Un mar de sueños
Luis Armando Aguilar Sahagún[1]
Este lago fue el mar en el que el rabbí Jeshua vio reflejado el sueño del Padre. Por las noches, en cada destello se reflejaba a sus ojos un hijo de Abraham. Su mente asociaba un nombre al rostro que venía a su memoria.
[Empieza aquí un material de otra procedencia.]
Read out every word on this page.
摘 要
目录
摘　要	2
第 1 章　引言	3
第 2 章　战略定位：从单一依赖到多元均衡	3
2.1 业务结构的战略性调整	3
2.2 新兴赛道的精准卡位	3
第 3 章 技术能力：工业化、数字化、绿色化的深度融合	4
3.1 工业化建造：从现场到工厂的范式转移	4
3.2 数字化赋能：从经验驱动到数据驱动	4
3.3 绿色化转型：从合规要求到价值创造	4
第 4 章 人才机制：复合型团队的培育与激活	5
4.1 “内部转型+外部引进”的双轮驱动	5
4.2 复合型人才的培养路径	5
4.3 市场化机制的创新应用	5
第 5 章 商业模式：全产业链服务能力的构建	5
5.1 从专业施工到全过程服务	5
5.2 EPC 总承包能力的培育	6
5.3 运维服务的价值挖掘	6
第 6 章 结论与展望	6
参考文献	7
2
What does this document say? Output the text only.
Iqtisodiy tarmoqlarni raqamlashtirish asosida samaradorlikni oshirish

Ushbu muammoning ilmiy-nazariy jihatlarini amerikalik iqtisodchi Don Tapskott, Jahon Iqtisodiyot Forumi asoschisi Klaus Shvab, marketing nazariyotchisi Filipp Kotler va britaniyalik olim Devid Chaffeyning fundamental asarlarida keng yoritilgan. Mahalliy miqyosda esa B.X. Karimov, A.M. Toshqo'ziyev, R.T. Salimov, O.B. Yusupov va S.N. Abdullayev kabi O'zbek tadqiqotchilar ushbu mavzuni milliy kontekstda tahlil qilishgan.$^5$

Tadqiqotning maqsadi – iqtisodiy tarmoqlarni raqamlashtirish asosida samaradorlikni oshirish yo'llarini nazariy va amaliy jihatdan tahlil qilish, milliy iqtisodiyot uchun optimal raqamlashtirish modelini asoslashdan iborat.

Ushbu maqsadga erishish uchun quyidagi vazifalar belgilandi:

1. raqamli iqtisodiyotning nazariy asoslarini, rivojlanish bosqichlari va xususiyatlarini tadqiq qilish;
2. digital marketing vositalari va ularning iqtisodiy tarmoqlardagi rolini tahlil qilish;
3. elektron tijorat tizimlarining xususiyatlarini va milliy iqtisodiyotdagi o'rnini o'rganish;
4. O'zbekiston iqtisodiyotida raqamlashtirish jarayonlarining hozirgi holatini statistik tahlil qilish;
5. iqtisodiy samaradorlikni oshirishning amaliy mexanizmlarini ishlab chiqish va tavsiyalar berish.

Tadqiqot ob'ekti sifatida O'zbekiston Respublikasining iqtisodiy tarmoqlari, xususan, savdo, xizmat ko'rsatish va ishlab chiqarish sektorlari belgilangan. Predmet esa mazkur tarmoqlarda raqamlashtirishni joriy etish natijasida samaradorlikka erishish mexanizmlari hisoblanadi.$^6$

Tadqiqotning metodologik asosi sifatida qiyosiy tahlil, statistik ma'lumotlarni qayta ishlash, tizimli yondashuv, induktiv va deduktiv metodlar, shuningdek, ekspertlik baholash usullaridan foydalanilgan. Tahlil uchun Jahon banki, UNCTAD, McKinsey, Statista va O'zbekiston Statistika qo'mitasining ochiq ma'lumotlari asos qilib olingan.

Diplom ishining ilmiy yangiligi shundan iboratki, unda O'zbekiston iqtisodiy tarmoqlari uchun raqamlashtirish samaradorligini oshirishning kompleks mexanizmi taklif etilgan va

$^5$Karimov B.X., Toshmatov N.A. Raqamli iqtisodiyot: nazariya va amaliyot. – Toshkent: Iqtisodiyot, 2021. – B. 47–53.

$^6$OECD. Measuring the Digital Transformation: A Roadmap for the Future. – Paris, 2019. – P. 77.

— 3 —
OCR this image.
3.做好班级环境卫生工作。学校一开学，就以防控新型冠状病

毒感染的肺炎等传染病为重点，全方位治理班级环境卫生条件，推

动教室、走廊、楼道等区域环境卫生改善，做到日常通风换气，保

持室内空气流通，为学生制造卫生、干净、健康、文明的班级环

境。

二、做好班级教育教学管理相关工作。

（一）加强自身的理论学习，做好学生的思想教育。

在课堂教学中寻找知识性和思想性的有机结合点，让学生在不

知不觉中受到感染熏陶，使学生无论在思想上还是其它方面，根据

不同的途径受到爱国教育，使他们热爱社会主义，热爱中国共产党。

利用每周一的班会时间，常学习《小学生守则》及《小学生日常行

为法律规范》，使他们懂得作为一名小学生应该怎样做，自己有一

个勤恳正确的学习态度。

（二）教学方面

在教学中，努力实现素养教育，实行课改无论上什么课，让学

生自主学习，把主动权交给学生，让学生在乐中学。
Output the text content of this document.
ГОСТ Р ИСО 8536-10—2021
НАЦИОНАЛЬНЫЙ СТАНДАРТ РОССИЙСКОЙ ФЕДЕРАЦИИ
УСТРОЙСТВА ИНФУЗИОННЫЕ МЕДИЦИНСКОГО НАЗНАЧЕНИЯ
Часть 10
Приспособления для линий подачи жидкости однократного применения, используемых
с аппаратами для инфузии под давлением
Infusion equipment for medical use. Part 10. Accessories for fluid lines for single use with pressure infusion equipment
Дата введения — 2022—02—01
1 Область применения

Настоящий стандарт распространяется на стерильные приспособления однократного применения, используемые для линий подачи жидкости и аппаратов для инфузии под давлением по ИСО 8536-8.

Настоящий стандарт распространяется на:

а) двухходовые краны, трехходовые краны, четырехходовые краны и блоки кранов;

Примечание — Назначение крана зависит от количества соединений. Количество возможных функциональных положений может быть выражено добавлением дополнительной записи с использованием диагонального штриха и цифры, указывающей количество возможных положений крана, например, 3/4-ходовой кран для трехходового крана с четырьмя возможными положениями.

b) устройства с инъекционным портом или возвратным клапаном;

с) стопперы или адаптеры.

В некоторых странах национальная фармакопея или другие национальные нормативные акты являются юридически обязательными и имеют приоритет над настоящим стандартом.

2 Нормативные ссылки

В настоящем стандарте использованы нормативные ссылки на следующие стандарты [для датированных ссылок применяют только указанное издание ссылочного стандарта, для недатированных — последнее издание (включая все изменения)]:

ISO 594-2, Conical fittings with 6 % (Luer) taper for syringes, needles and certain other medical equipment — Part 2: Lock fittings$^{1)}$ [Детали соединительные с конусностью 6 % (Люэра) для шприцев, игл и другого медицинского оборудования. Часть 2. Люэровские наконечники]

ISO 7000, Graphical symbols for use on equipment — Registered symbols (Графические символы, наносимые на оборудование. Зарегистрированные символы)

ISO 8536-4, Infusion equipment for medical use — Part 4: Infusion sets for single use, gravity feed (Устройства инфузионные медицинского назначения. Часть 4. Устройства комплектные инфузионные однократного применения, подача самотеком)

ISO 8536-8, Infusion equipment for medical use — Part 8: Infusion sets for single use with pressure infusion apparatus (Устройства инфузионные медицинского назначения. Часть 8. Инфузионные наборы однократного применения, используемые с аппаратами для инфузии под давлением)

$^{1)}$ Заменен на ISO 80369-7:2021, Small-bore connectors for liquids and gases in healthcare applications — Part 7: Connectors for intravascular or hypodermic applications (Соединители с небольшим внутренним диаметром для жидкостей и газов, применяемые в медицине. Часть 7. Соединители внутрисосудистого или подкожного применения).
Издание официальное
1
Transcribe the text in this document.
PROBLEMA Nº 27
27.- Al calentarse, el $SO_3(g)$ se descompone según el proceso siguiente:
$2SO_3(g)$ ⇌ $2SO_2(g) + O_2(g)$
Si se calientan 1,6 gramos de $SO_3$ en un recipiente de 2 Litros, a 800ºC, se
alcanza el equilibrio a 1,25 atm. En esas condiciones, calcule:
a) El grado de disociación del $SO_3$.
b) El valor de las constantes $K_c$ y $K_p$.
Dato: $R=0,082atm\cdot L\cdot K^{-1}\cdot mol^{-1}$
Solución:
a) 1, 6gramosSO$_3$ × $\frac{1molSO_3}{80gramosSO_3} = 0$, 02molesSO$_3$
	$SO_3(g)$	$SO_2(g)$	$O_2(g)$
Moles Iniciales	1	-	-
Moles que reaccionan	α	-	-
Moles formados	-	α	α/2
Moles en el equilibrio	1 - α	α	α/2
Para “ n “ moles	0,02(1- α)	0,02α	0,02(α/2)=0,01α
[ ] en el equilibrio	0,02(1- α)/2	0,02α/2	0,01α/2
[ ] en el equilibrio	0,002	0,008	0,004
Durante el día, en cada hombre veía a un pescador, en cada mujer, a una hermana y discípula, y en cada anciano, a sus padres Abraham, Isaac, Jacob y a Joseph… En cada niño, un receptáculo de su cariño y de la predilección de su Abbá.
Cada ola era una alabanza, y en el mar, en toda su anchura y profundidad, el baso en el que nunca podría caber el amor de su Padre, la hondura, lo inabarcable de su seno, para acoger a todos, perdonar a todos, ser el Padre de todos.
El mar era el libro donde el cielo dejaba leer lo que habría de ser el Reino, que ahora lo ocupa por completo.
Algunos de sus discípulos creían que el rabbi Jeshua padecía insomnio. En realidad, soñaba despierto. Los cardúmenes que corrían debajo de la barca en donde solía pasar las noches eran un ícono de los pueblos numerosos a los que querría que llegara la buena noticia que el Padre le ha confiado. Su corazón es tan ancho como este mar. Sus entrañas, tan sensibles como las de su Padre del Cielo. Sus gestos, más elocuentes que los de todos los profetas juntos. Su mirada, tan profunda y clara como las profundidades de este lago.
En sus orillas los jóvenes se bañan, pescan, se divierten. Llega el momento decisivo en el que tendrán que hacer una elección decisiva. La voz del rabbi no da tiempo a la vacilación: “¡Sígueme!”
La obra del Padre no puede esperar. Es este el mar de los más grandes sueños, de las más trascendentes decisiones, de las más inimaginables capacidades de acción y de entrega, oración y de alabanza.